JAKARTA – Menteri Koordinator Area Politik Hukum serta Security (Menko Polhukam) Hadi Tjahjanto mengungkap rencana pembentukan matra ke-4 TNI di bidang siber. Kata Hadi, ketika ini pemerintah telah terjadi sampai pada penyusunan rencana untuk pembentukan Angkatan Siber sebagai matra baru TNI.
“Angkatan Siber ini sangat penting, itu adalah matra yang tersebut keempat,” kata Menko Polhukam ketika ditemui dalam kawasan Ibukota Indonesia Pusat, Rabu (4/9/2024).
Menurutnya, penampilan Angkatan Siber sebagai matra keempat akan melengkapi kekuatan pertahanan dari tiga matra yang digunakan telah ada di tempat antaranya Angkatan Lingkungan (AU), Angkatan Darat (AD), Angkatan Laut (AL).

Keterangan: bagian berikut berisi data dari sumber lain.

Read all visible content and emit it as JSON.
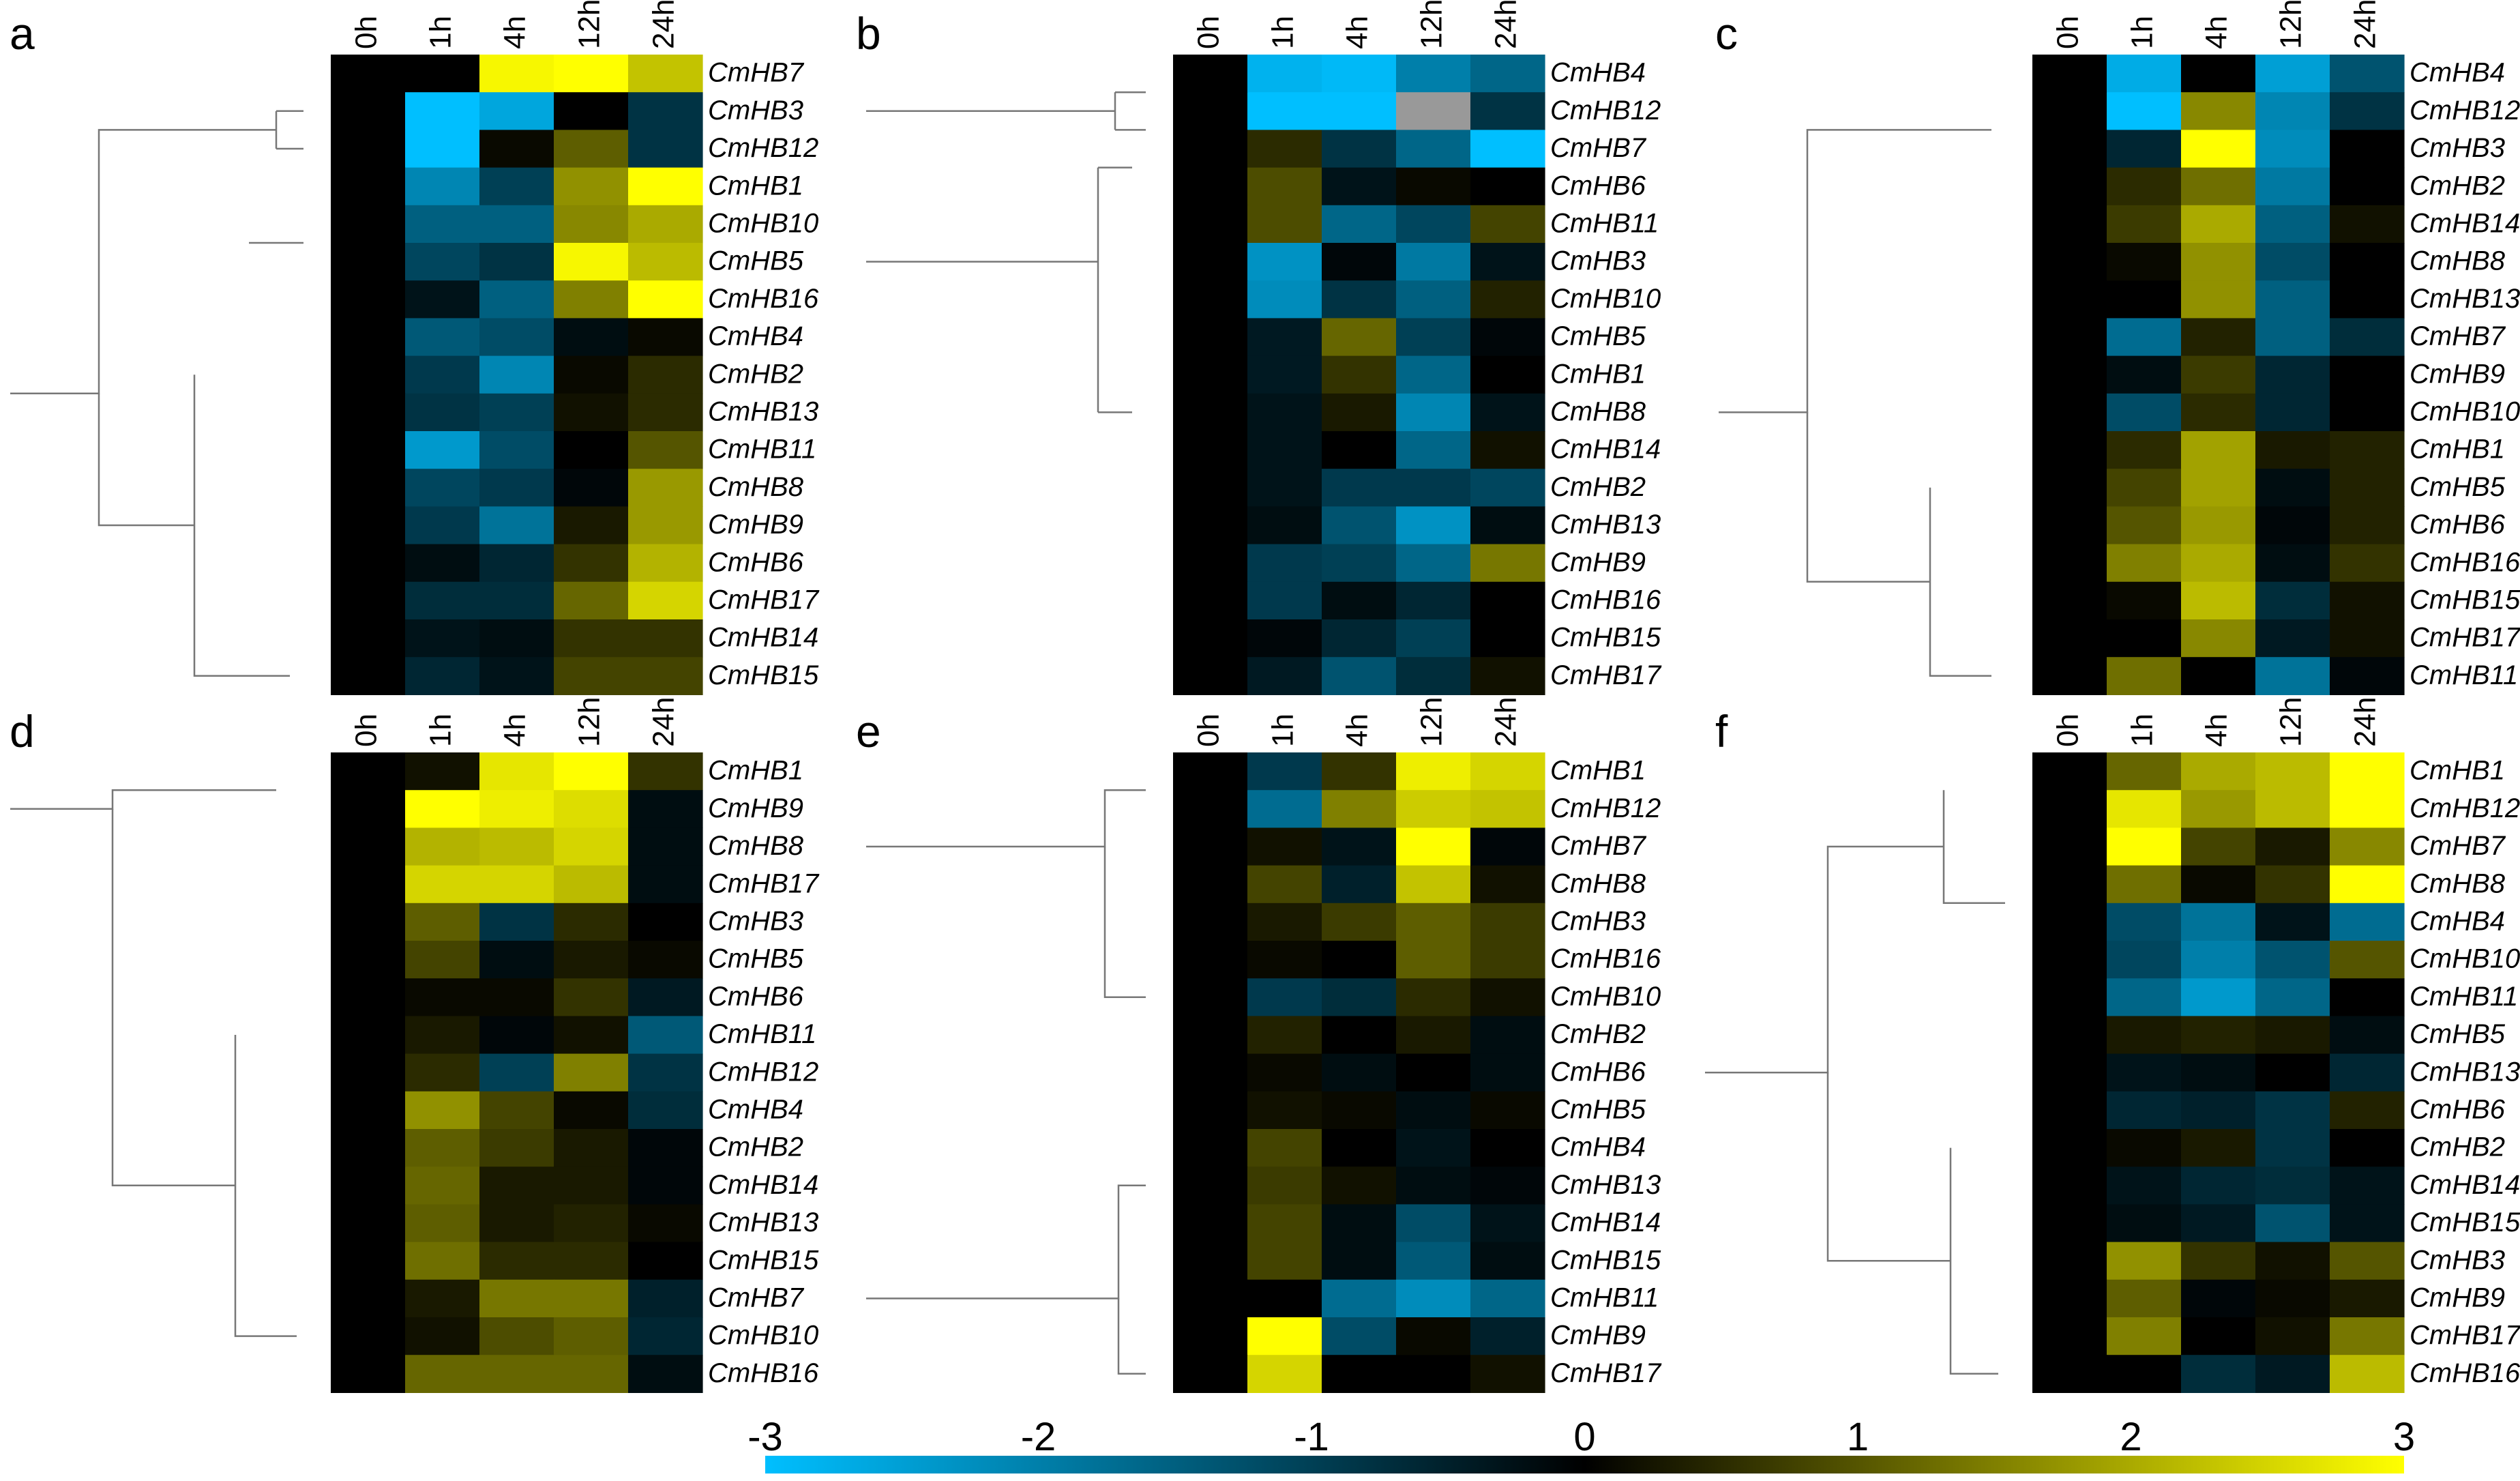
{
  "chart_data": [
    {
      "type": "heatmap",
      "panel_label": "a",
      "columns": [
        "0h",
        "1h",
        "4h",
        "12h",
        "24h"
      ],
      "rows": [
        {
          "gene": "CmHB7",
          "values": [
            0,
            0.0,
            2.9,
            3.0,
            2.3
          ]
        },
        {
          "gene": "CmHB3",
          "values": [
            0,
            -3.0,
            -2.6,
            0.0,
            -0.8
          ]
        },
        {
          "gene": "CmHB12",
          "values": [
            0,
            -3.0,
            0.1,
            1.1,
            -0.8
          ]
        },
        {
          "gene": "CmHB1",
          "values": [
            0,
            -2.1,
            -1.0,
            1.7,
            3.0
          ]
        },
        {
          "gene": "CmHB10",
          "values": [
            0,
            -1.5,
            -1.5,
            1.6,
            2.0
          ]
        },
        {
          "gene": "CmHB5",
          "values": [
            0,
            -1.1,
            -0.8,
            2.9,
            2.2
          ]
        },
        {
          "gene": "CmHB16",
          "values": [
            0,
            -0.3,
            -1.5,
            1.5,
            3.0
          ]
        },
        {
          "gene": "CmHB4",
          "values": [
            0,
            -1.4,
            -1.2,
            -0.2,
            0.1
          ]
        },
        {
          "gene": "CmHB2",
          "values": [
            0,
            -0.9,
            -2.1,
            0.1,
            0.5
          ]
        },
        {
          "gene": "CmHB13",
          "values": [
            0,
            -0.8,
            -1.0,
            0.2,
            0.5
          ]
        },
        {
          "gene": "CmHB11",
          "values": [
            0,
            -2.4,
            -1.2,
            0.0,
            1.0
          ]
        },
        {
          "gene": "CmHB8",
          "values": [
            0,
            -1.1,
            -0.9,
            -0.1,
            1.8
          ]
        },
        {
          "gene": "CmHB9",
          "values": [
            0,
            -0.9,
            -1.8,
            0.3,
            1.8
          ]
        },
        {
          "gene": "CmHB6",
          "values": [
            0,
            -0.2,
            -0.6,
            0.6,
            2.1
          ]
        },
        {
          "gene": "CmHB17",
          "values": [
            0,
            -0.7,
            -0.7,
            1.2,
            2.5
          ]
        },
        {
          "gene": "CmHB14",
          "values": [
            0,
            -0.3,
            -0.2,
            0.6,
            0.6
          ]
        },
        {
          "gene": "CmHB15",
          "values": [
            0,
            -0.6,
            -0.3,
            0.8,
            0.8
          ]
        }
      ]
    },
    {
      "type": "heatmap",
      "panel_label": "b",
      "columns": [
        "0h",
        "1h",
        "4h",
        "12h",
        "24h"
      ],
      "rows": [
        {
          "gene": "CmHB4",
          "values": [
            0,
            -2.8,
            -2.9,
            -2.0,
            -1.6
          ]
        },
        {
          "gene": "CmHB12",
          "values": [
            0,
            -3.0,
            -3.0,
            null,
            -0.8
          ]
        },
        {
          "gene": "CmHB7",
          "values": [
            0,
            0.5,
            -0.8,
            -1.6,
            -3.0
          ]
        },
        {
          "gene": "CmHB6",
          "values": [
            0,
            0.9,
            -0.3,
            0.1,
            0.0
          ]
        },
        {
          "gene": "CmHB11",
          "values": [
            0,
            0.9,
            -1.6,
            -1.1,
            0.8
          ]
        },
        {
          "gene": "CmHB3",
          "values": [
            0,
            -2.3,
            -0.1,
            -1.9,
            -0.3
          ]
        },
        {
          "gene": "CmHB10",
          "values": [
            0,
            -2.2,
            -0.8,
            -1.5,
            0.4
          ]
        },
        {
          "gene": "CmHB5",
          "values": [
            0,
            -0.4,
            1.2,
            -1.0,
            -0.1
          ]
        },
        {
          "gene": "CmHB1",
          "values": [
            0,
            -0.4,
            0.6,
            -1.6,
            0.0
          ]
        },
        {
          "gene": "CmHB8",
          "values": [
            0,
            -0.3,
            0.3,
            -2.1,
            -0.3
          ]
        },
        {
          "gene": "CmHB14",
          "values": [
            0,
            -0.3,
            0.0,
            -1.6,
            0.2
          ]
        },
        {
          "gene": "CmHB2",
          "values": [
            0,
            -0.3,
            -0.9,
            -0.9,
            -1.1
          ]
        },
        {
          "gene": "CmHB13",
          "values": [
            0,
            -0.2,
            -1.3,
            -2.3,
            -0.2
          ]
        },
        {
          "gene": "CmHB9",
          "values": [
            0,
            -0.9,
            -1.0,
            -1.6,
            1.4
          ]
        },
        {
          "gene": "CmHB16",
          "values": [
            0,
            -0.9,
            -0.2,
            -0.6,
            0.0
          ]
        },
        {
          "gene": "CmHB15",
          "values": [
            0,
            -0.1,
            -0.6,
            -1.0,
            0.0
          ]
        },
        {
          "gene": "CmHB17",
          "values": [
            0,
            -0.4,
            -1.3,
            -0.7,
            0.2
          ]
        }
      ]
    },
    {
      "type": "heatmap",
      "panel_label": "c",
      "columns": [
        "0h",
        "1h",
        "4h",
        "12h",
        "24h"
      ],
      "rows": [
        {
          "gene": "CmHB4",
          "values": [
            0,
            -2.7,
            0.0,
            -2.5,
            -1.3
          ]
        },
        {
          "gene": "CmHB12",
          "values": [
            0,
            -3.0,
            1.6,
            -2.1,
            -0.8
          ]
        },
        {
          "gene": "CmHB3",
          "values": [
            0,
            -0.6,
            3.0,
            -2.2,
            0.0
          ]
        },
        {
          "gene": "CmHB2",
          "values": [
            0,
            0.5,
            1.3,
            -1.9,
            0.0
          ]
        },
        {
          "gene": "CmHB14",
          "values": [
            0,
            0.7,
            2.0,
            -1.5,
            0.2
          ]
        },
        {
          "gene": "CmHB8",
          "values": [
            0,
            0.1,
            1.7,
            -1.2,
            0.0
          ]
        },
        {
          "gene": "CmHB13",
          "values": [
            0,
            0.0,
            1.7,
            -1.5,
            0.0
          ]
        },
        {
          "gene": "CmHB7",
          "values": [
            0,
            -1.7,
            0.4,
            -1.5,
            -0.7
          ]
        },
        {
          "gene": "CmHB9",
          "values": [
            0,
            -0.2,
            0.7,
            -0.6,
            0.0
          ]
        },
        {
          "gene": "CmHB10",
          "values": [
            0,
            -1.2,
            0.5,
            -0.6,
            0.0
          ]
        },
        {
          "gene": "CmHB1",
          "values": [
            0,
            0.5,
            1.9,
            0.3,
            0.4
          ]
        },
        {
          "gene": "CmHB5",
          "values": [
            0,
            0.8,
            1.9,
            -0.2,
            0.4
          ]
        },
        {
          "gene": "CmHB6",
          "values": [
            0,
            1.0,
            1.8,
            -0.1,
            0.4
          ]
        },
        {
          "gene": "CmHB16",
          "values": [
            0,
            1.5,
            2.0,
            -0.2,
            0.6
          ]
        },
        {
          "gene": "CmHB15",
          "values": [
            0,
            0.1,
            2.2,
            -0.7,
            0.2
          ]
        },
        {
          "gene": "CmHB17",
          "values": [
            0,
            0.0,
            1.6,
            -0.4,
            0.2
          ]
        },
        {
          "gene": "CmHB11",
          "values": [
            0,
            1.3,
            0.0,
            -1.8,
            -0.1
          ]
        }
      ]
    },
    {
      "type": "heatmap",
      "panel_label": "d",
      "columns": [
        "0h",
        "1h",
        "4h",
        "12h",
        "24h"
      ],
      "rows": [
        {
          "gene": "CmHB1",
          "values": [
            0,
            0.2,
            2.7,
            3.0,
            0.6
          ]
        },
        {
          "gene": "CmHB9",
          "values": [
            0,
            3.0,
            2.8,
            2.6,
            -0.2
          ]
        },
        {
          "gene": "CmHB8",
          "values": [
            0,
            2.1,
            2.2,
            2.5,
            -0.2
          ]
        },
        {
          "gene": "CmHB17",
          "values": [
            0,
            2.5,
            2.5,
            2.2,
            -0.2
          ]
        },
        {
          "gene": "CmHB3",
          "values": [
            0,
            1.1,
            -0.8,
            0.5,
            0.0
          ]
        },
        {
          "gene": "CmHB5",
          "values": [
            0,
            0.8,
            -0.2,
            0.3,
            0.1
          ]
        },
        {
          "gene": "CmHB6",
          "values": [
            0,
            0.1,
            0.1,
            0.6,
            -0.4
          ]
        },
        {
          "gene": "CmHB11",
          "values": [
            0,
            0.3,
            -0.1,
            0.2,
            -1.4
          ]
        },
        {
          "gene": "CmHB12",
          "values": [
            0,
            0.5,
            -1.0,
            1.5,
            -0.8
          ]
        },
        {
          "gene": "CmHB4",
          "values": [
            0,
            1.7,
            0.8,
            0.1,
            -0.7
          ]
        },
        {
          "gene": "CmHB2",
          "values": [
            0,
            1.1,
            0.7,
            0.3,
            -0.1
          ]
        },
        {
          "gene": "CmHB14",
          "values": [
            0,
            1.2,
            0.3,
            0.3,
            -0.1
          ]
        },
        {
          "gene": "CmHB13",
          "values": [
            0,
            1.1,
            0.3,
            0.4,
            0.1
          ]
        },
        {
          "gene": "CmHB15",
          "values": [
            0,
            1.3,
            0.5,
            0.5,
            0.0
          ]
        },
        {
          "gene": "CmHB7",
          "values": [
            0,
            0.3,
            1.4,
            1.4,
            -0.5
          ]
        },
        {
          "gene": "CmHB10",
          "values": [
            0,
            0.2,
            0.9,
            1.1,
            -0.6
          ]
        },
        {
          "gene": "CmHB16",
          "values": [
            0,
            1.2,
            1.2,
            1.2,
            -0.2
          ]
        }
      ]
    },
    {
      "type": "heatmap",
      "panel_label": "e",
      "columns": [
        "0h",
        "1h",
        "4h",
        "12h",
        "24h"
      ],
      "rows": [
        {
          "gene": "CmHB1",
          "values": [
            0,
            -0.9,
            0.6,
            2.8,
            2.5
          ]
        },
        {
          "gene": "CmHB12",
          "values": [
            0,
            -1.7,
            1.5,
            2.4,
            2.3
          ]
        },
        {
          "gene": "CmHB7",
          "values": [
            0,
            0.2,
            -0.3,
            3.0,
            -0.1
          ]
        },
        {
          "gene": "CmHB8",
          "values": [
            0,
            0.8,
            -0.5,
            2.3,
            0.2
          ]
        },
        {
          "gene": "CmHB3",
          "values": [
            0,
            0.3,
            0.7,
            1.1,
            0.7
          ]
        },
        {
          "gene": "CmHB16",
          "values": [
            0,
            0.1,
            0.0,
            1.1,
            0.7
          ]
        },
        {
          "gene": "CmHB10",
          "values": [
            0,
            -0.9,
            -0.7,
            0.5,
            0.2
          ]
        },
        {
          "gene": "CmHB2",
          "values": [
            0,
            0.4,
            0.0,
            0.3,
            -0.2
          ]
        },
        {
          "gene": "CmHB6",
          "values": [
            0,
            0.1,
            -0.2,
            0.0,
            -0.2
          ]
        },
        {
          "gene": "CmHB5",
          "values": [
            0,
            0.2,
            0.1,
            -0.2,
            0.1
          ]
        },
        {
          "gene": "CmHB4",
          "values": [
            0,
            0.8,
            0.0,
            -0.3,
            0.0
          ]
        },
        {
          "gene": "CmHB13",
          "values": [
            0,
            0.7,
            0.2,
            -0.2,
            -0.1
          ]
        },
        {
          "gene": "CmHB14",
          "values": [
            0,
            0.8,
            -0.2,
            -1.2,
            -0.3
          ]
        },
        {
          "gene": "CmHB15",
          "values": [
            0,
            0.8,
            -0.2,
            -1.4,
            -0.2
          ]
        },
        {
          "gene": "CmHB11",
          "values": [
            0,
            0.0,
            -1.7,
            -2.2,
            -1.6
          ]
        },
        {
          "gene": "CmHB9",
          "values": [
            0,
            3.0,
            -1.2,
            0.1,
            -0.5
          ]
        },
        {
          "gene": "CmHB17",
          "values": [
            0,
            2.5,
            0.0,
            0.0,
            0.2
          ]
        }
      ]
    },
    {
      "type": "heatmap",
      "panel_label": "f",
      "columns": [
        "0h",
        "1h",
        "4h",
        "12h",
        "24h"
      ],
      "rows": [
        {
          "gene": "CmHB1",
          "values": [
            0,
            1.2,
            2.0,
            2.2,
            3.0
          ]
        },
        {
          "gene": "CmHB12",
          "values": [
            0,
            2.7,
            1.8,
            2.2,
            3.0
          ]
        },
        {
          "gene": "CmHB7",
          "values": [
            0,
            3.0,
            0.8,
            0.3,
            1.6
          ]
        },
        {
          "gene": "CmHB8",
          "values": [
            0,
            1.3,
            0.1,
            0.6,
            3.0
          ]
        },
        {
          "gene": "CmHB4",
          "values": [
            0,
            -1.2,
            -1.8,
            -0.3,
            -1.7
          ]
        },
        {
          "gene": "CmHB10",
          "values": [
            0,
            -1.1,
            -2.0,
            -1.3,
            1.0
          ]
        },
        {
          "gene": "CmHB11",
          "values": [
            0,
            -1.6,
            -2.4,
            -1.6,
            0.0
          ]
        },
        {
          "gene": "CmHB5",
          "values": [
            0,
            0.3,
            0.4,
            0.3,
            -0.2
          ]
        },
        {
          "gene": "CmHB13",
          "values": [
            0,
            -0.3,
            -0.2,
            0.0,
            -0.6
          ]
        },
        {
          "gene": "CmHB6",
          "values": [
            0,
            -0.6,
            -0.5,
            -0.8,
            0.4
          ]
        },
        {
          "gene": "CmHB2",
          "values": [
            0,
            0.1,
            0.3,
            -0.8,
            0.0
          ]
        },
        {
          "gene": "CmHB14",
          "values": [
            0,
            -0.3,
            -0.6,
            -0.7,
            -0.3
          ]
        },
        {
          "gene": "CmHB15",
          "values": [
            0,
            -0.2,
            -0.4,
            -1.3,
            -0.3
          ]
        },
        {
          "gene": "CmHB3",
          "values": [
            0,
            1.7,
            0.6,
            0.2,
            1.0
          ]
        },
        {
          "gene": "CmHB9",
          "values": [
            0,
            1.1,
            -0.1,
            0.1,
            0.3
          ]
        },
        {
          "gene": "CmHB17",
          "values": [
            0,
            1.5,
            0.0,
            0.2,
            1.4
          ]
        },
        {
          "gene": "CmHB16",
          "values": [
            0,
            0.0,
            -0.7,
            -0.4,
            2.2
          ]
        }
      ]
    }
  ],
  "colorbar": {
    "range": [
      -3,
      3
    ],
    "ticks": [
      "-3",
      "-2",
      "-1",
      "0",
      "1",
      "2",
      "3"
    ],
    "color_low": "#00BFFF",
    "color_mid": "#000000",
    "color_high": "#FFFF00"
  },
  "missing_color": "#999999"
}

“Karena pada waktu ini pertahanan juga keamanan tidaklah semata-mata itu memerlukan kekuatan seperti pesawat tempur, kapal perang, tank dan juga sebagainya. Saat ini peperangan sudah ada masuk ke ranah-ranah perang-perang siber,” ucapnya.
Hadi menjelaskan, Angkatan Siber yang digunakan akan dibentuk, berbeda dengan Satuan Siber (Satsiber) dari setiap matra. Karena tugasnya bukanlah sekadar mengamankan sistem administrasi.
“Pertanyaannya ketika ini Mabes TNI telah punya. Iya, itu adalah satuan siber, yang mana digunakan untuk menjaga keamanan administrasi, portal,” katanya.
“Tapi TNI, Kementerian Defense sedang merancang kekuatan yang digunakan bisa jadi menghadapi pada peperangan siber,” sambungnya.
Hadi belum dapat memerinci perihal teknis proses pembentukan Angkatan Siber tersebut. Namun ia menjamin akan ada penyesuaian termasuk mengubah, lalu memperbaiki satuan TNI.
“Iya revisi pada waktu itu kita laksanakan pada tahun 2020. Waktu saya panglima. Dengan adanya kekuatan baru ini Mabes TNI akan menyesuaikan, kekinian dengan mengubah atau memperbaiki doktrin TNI,” tegasnya.